Canadian Lawmakers Remember ‘Armenian Genocide’

CANADIAN LAWMAKERS REMEMBER ‘ARMENIAN GENOCIDE’

Agence France Presse — English
April 24, 2007 Tuesday 8:20 PM GMT

Canadian parliamentarians stood in silence for one minute Tuesday
to recognize the "Armenian genocide" during World War I, a sensitive
issue that hurt Canadian relations with Turkey last year.

A spokeswoman for Speaker of the House Peter Milliken told AFP the
Conservative government’s House leader and his counterparts from all
three opposition parties agreed to the official commemoration.

Turkey said in April 2006 it was "appalled" by Canadian Prime Minister
Stephen Harper’s reference to the bloodbath as the first genocide of
the 20th century, and temporarily recalled its ambassador to Ottawa
in protest.

Ankara said then Harper’s comments gave support to Armenia’s "unfounded
allegations of genocide" and that his position on the issue would
"negatively affect ties between Turkey and Canada."
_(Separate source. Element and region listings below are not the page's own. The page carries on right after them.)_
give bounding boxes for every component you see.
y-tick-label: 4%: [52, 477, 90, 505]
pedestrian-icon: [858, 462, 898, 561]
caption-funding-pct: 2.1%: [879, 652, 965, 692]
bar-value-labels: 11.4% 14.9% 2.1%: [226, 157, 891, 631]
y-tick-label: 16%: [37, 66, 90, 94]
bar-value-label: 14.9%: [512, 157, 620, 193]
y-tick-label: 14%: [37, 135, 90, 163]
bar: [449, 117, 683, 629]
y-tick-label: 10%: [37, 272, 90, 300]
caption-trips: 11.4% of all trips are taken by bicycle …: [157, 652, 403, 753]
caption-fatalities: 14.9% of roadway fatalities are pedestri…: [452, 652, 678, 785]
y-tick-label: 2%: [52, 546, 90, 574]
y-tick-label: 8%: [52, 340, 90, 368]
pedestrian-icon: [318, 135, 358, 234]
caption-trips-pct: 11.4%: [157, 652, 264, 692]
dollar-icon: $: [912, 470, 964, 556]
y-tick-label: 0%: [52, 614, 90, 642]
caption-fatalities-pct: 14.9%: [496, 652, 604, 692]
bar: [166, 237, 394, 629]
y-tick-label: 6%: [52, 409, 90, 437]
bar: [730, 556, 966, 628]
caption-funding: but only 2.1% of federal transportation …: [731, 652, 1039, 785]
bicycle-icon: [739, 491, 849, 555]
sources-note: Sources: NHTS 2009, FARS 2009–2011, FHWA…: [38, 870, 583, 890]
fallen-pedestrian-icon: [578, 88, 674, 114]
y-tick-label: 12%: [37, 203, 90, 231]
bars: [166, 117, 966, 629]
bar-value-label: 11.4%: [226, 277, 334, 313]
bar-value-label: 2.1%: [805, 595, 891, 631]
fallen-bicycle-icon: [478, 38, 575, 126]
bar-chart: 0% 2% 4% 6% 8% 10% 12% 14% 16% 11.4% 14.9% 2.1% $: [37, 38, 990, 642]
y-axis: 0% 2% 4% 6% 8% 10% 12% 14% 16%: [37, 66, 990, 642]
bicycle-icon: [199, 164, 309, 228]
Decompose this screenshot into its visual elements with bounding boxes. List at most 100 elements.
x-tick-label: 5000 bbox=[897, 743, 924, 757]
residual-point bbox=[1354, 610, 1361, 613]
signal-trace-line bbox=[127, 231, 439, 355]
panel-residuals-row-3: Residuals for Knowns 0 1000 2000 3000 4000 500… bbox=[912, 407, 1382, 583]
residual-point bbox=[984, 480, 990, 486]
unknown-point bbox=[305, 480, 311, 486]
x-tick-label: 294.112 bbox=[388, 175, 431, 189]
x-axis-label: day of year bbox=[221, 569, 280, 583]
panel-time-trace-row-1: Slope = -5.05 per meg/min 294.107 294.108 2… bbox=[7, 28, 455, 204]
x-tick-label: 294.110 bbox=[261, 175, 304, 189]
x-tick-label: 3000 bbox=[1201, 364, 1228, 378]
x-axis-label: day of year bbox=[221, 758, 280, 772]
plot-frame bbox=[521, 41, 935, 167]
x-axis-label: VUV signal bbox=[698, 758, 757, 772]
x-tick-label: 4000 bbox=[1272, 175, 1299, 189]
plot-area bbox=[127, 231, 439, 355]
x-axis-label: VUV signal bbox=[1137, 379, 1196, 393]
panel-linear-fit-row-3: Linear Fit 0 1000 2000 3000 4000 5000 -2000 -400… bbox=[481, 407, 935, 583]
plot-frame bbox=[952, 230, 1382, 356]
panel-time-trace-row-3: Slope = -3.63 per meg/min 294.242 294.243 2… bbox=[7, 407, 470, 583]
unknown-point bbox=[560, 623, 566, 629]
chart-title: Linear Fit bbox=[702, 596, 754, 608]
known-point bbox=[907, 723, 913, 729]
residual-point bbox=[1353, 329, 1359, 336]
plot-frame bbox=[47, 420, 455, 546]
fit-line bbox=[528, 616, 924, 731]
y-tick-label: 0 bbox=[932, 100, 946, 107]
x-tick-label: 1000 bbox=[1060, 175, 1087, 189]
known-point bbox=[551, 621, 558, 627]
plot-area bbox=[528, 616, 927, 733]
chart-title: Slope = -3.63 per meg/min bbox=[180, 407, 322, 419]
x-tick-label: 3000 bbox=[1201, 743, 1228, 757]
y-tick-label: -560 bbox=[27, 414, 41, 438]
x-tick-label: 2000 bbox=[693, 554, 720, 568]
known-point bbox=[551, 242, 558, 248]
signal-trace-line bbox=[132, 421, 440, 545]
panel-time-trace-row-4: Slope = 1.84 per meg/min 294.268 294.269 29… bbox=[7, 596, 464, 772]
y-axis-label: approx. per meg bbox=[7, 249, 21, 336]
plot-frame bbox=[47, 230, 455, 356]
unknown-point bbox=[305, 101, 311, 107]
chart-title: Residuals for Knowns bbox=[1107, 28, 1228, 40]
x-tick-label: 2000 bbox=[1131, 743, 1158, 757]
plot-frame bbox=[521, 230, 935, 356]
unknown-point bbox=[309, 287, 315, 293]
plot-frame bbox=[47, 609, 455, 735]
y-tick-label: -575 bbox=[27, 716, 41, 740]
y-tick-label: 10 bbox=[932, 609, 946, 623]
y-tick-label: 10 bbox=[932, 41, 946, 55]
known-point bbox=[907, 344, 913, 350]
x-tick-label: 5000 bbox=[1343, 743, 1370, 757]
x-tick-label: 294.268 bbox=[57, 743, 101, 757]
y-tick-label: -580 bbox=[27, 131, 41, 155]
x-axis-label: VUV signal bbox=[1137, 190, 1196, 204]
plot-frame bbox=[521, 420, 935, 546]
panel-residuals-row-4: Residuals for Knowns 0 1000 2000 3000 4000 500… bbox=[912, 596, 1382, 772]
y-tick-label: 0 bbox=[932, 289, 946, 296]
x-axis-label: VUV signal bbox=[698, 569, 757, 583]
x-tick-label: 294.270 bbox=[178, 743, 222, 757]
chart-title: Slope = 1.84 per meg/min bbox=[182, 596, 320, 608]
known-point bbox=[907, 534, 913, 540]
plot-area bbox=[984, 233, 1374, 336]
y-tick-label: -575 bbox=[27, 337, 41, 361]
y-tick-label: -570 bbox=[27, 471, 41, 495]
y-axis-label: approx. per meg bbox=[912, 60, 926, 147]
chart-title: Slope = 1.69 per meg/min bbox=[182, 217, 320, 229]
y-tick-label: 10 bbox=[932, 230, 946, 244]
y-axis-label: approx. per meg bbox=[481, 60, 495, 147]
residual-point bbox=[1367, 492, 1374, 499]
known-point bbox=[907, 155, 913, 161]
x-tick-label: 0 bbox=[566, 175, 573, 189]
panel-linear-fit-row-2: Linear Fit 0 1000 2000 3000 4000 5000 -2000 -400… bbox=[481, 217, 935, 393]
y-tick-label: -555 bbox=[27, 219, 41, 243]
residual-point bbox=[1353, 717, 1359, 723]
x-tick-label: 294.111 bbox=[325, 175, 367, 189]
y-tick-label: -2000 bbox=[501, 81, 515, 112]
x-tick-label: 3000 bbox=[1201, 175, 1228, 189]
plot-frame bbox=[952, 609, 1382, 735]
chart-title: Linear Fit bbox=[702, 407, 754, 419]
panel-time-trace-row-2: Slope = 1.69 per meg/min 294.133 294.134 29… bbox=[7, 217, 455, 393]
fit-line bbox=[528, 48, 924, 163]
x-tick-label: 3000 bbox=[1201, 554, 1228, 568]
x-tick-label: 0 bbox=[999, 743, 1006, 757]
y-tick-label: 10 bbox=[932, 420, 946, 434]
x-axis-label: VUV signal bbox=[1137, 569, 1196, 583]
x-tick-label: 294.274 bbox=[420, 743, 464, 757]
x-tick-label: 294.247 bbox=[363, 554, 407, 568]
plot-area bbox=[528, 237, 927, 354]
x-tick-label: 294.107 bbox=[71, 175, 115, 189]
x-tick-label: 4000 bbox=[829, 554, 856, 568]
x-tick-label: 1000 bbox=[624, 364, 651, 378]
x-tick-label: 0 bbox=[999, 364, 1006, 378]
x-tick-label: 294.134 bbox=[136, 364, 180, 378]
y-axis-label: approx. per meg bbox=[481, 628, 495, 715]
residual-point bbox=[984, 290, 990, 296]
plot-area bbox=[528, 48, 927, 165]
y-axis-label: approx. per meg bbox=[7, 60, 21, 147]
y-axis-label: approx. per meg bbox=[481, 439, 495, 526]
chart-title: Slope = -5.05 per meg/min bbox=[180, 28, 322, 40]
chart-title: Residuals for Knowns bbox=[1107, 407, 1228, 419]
Armenians say up to 1.5 million of their kinsmen were slaughtered in
an orchestrated genocide in the final years of the Ottoman Empire.

Turkey categorically rejects claims of genocide, arguing that
300,000 Armenians and at least as many Turks died in civil strife
when Armenians began fighting for independence in eastern Anatolia
and sided with Russian troops invading the crumbling Ottoman Empire.